He estado leyendo una obra breve de C. S. Lewis, Una pena en observación. Me la recomendó un amigo.
Lewis la escribió después de haberse quedado viudo de Joy (en inglés, «Alegría»), es decir, cuando en su vida coincidieron la verdad y la metáfora. Este duelo, este golpe directo que es la pérdida, es uno de esos momentos en los que se unen los dos grandes temas del hombre: el amor y la muerte.
Son ásperos los compases para quien baila solo los acordes lejanos de las horas más dulces. Pero, incluso cuando las lágrimas nos enturbian los ojos, no queda otra que seguir poniendo los pies a un ritmo nuevo, porque la música, aunque distinta, nunca para.
En esta obra, Lewis, más que ponerle voz a la voz que ya no escucha, hace visible el eco que se asoma desde su vacío; fija los ojos en el corazón de la llaga y va dejando pensamientos e impresiones como esta: «nadie me dijo que el dolor se parecía al miedo».
En mi opinión, el miedo y el dolor van de la mano. Antes de la avalancha negra, está el miedo de la pérdida, de que algo va a desprenderse en nuestra vida. Luego, el miedo al desabrigo, el frío desconsuelo del «¿y ahora qué?» y la insuficiencia de los porqués de cualquier pregunta. También, el miedo del olvido, de ver cómo los recuerdos se vuelven más difusos o incluso, poco a poco, se van diluyendo.
En el amor, casi se siente que la vida tiene que volver a como era la vida antes de esa persona, pero habiéndola conocido, es decir, a habitar algo parecido a un absurdo. Con un padre, como es mi caso, es, a la vez, parecido y, a la vez, distinto. Mi vida también es la misma y otra, pero nunca había conocido la vida sin él.

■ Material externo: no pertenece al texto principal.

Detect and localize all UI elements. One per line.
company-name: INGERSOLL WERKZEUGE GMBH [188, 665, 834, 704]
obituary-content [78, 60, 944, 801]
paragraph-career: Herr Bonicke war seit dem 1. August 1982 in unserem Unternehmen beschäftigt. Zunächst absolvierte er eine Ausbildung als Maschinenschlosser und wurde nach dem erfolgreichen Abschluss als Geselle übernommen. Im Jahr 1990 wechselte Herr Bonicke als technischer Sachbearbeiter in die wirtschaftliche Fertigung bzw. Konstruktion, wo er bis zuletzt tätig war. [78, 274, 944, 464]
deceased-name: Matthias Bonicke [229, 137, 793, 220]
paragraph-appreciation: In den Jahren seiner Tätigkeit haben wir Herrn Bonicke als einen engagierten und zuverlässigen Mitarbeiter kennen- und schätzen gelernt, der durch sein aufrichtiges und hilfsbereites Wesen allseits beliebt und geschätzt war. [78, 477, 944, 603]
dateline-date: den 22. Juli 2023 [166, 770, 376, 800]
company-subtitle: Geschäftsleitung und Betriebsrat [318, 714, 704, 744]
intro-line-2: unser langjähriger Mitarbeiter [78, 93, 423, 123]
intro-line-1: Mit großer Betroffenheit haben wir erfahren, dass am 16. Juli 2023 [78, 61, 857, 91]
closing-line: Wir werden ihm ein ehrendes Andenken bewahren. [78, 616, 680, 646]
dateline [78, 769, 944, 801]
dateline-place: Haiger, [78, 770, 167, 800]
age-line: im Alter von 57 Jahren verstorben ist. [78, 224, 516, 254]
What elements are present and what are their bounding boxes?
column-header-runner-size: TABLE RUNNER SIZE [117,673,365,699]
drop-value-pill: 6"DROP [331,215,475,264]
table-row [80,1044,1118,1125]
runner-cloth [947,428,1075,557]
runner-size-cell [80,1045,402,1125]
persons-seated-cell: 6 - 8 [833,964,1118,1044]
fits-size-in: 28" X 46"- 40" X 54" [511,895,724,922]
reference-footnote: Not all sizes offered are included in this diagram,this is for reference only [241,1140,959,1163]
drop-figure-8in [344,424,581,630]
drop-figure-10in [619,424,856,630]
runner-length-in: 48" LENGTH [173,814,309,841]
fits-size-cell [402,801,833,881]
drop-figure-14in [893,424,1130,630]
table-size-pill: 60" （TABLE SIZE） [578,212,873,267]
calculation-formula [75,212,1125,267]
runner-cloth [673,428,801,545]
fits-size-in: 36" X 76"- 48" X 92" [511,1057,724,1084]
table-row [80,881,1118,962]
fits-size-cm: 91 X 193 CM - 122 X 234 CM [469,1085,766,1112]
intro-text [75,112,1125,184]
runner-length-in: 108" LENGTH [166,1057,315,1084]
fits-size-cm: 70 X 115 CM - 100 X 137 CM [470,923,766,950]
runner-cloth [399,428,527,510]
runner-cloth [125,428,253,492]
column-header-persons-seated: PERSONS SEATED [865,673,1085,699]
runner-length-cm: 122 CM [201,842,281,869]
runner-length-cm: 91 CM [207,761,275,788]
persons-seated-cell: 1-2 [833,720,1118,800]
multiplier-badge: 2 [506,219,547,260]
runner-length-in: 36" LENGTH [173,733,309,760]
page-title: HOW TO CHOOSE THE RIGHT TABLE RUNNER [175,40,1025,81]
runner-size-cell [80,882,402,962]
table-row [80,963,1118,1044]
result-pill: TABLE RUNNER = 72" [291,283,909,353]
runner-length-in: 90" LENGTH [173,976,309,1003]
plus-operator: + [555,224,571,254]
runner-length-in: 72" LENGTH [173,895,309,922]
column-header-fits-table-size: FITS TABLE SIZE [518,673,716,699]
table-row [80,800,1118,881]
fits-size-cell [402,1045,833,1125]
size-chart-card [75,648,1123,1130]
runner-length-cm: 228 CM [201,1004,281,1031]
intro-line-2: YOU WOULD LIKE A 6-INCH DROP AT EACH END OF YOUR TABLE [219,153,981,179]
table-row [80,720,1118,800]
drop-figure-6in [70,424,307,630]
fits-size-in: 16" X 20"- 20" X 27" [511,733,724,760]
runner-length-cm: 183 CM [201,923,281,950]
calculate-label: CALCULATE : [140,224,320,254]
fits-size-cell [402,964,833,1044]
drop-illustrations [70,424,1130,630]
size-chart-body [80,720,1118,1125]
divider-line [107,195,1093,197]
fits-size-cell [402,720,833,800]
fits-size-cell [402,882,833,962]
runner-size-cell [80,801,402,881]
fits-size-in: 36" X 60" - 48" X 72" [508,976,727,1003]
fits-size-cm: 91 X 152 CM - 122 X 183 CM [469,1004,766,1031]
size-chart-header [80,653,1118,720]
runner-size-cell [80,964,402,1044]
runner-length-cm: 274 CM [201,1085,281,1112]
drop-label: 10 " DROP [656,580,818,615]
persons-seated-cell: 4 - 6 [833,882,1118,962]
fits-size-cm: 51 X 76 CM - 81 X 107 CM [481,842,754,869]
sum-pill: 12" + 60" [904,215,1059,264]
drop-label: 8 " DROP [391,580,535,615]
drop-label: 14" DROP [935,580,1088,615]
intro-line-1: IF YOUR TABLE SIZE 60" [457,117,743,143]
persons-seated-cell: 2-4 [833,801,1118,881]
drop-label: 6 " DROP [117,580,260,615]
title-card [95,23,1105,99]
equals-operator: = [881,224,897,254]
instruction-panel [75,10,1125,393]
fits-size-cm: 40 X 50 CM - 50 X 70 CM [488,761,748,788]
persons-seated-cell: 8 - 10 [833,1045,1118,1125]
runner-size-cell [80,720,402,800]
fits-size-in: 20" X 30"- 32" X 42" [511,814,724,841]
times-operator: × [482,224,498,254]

Volviendo a Lewis, se da cuenta de que la autocompasión es adictiva, de que alimentamos al lobo que nos muerde. Nuestros pensamientos echan anclas en un mar que sacude, en el que hundirse es fácil. Y, justamente, ese haber caído en la cuenta, es lo que hace que libre su batalla adentro, para apartarse. No que hay que hacer mucho para el llanto, de hecho, es nuestra forma de venir al mundo. Quizás ya nos veníamos advirtiendo; la vida nueva debe cruzar las lágrimas.
Si contrariado, desarraigado, Lewis no se ve del todo en medio de un absurdo camusiano es porque no cuestiona la existencia de Dios, sino Su naturaleza, preguntándose incluso si es una especie de sádico. Y no le sirve de consuelo que Joy ahora esté en Sus manos, porque se supone que también lo habría estado en vida.
Pero, después de la angustia, de tanta brújula rota, al igual que Kierkegaard, da un salto más allá de la razón, hacia un horizonte de lo posible. Su elección es confiarse a lo que no ofrece una respuesta clara ni directa, entregarse como se entrega quien ama: arriesgándose ante la posibilidad de recibir la nada o algo peor que la nada, como la indiferencia. El temor y el temblor se le vuelven fe.
En la noche, para Lewis, como para Novalis, es cuando llega la aceptación, el hermanamiento con la propia noche. Desaparece la náusea, la desesperación. Ya ni siquiera importa si algún ángel escucharía sus gritos, porque hay amor más allá de la muerte.
Creo que cuando la persona amada está más que viva hace verdad el retorno de lo vivo lejano, porque su permanencia está en nosotros, en nuestra mirada, en nuestras acciones y palabras, en nuestra memoria, en nuestro estar en el mundo; a veces, en nuestra sangre.
Para mí, hay algo mayor que la muerte en el amor que queda, una forma del ser diferente a la vida, pero que puede hacerse soplo para quien aún no se ha ido. Yo me siento custodio de su existencia. C. Y siento que esto es otra forma de amor.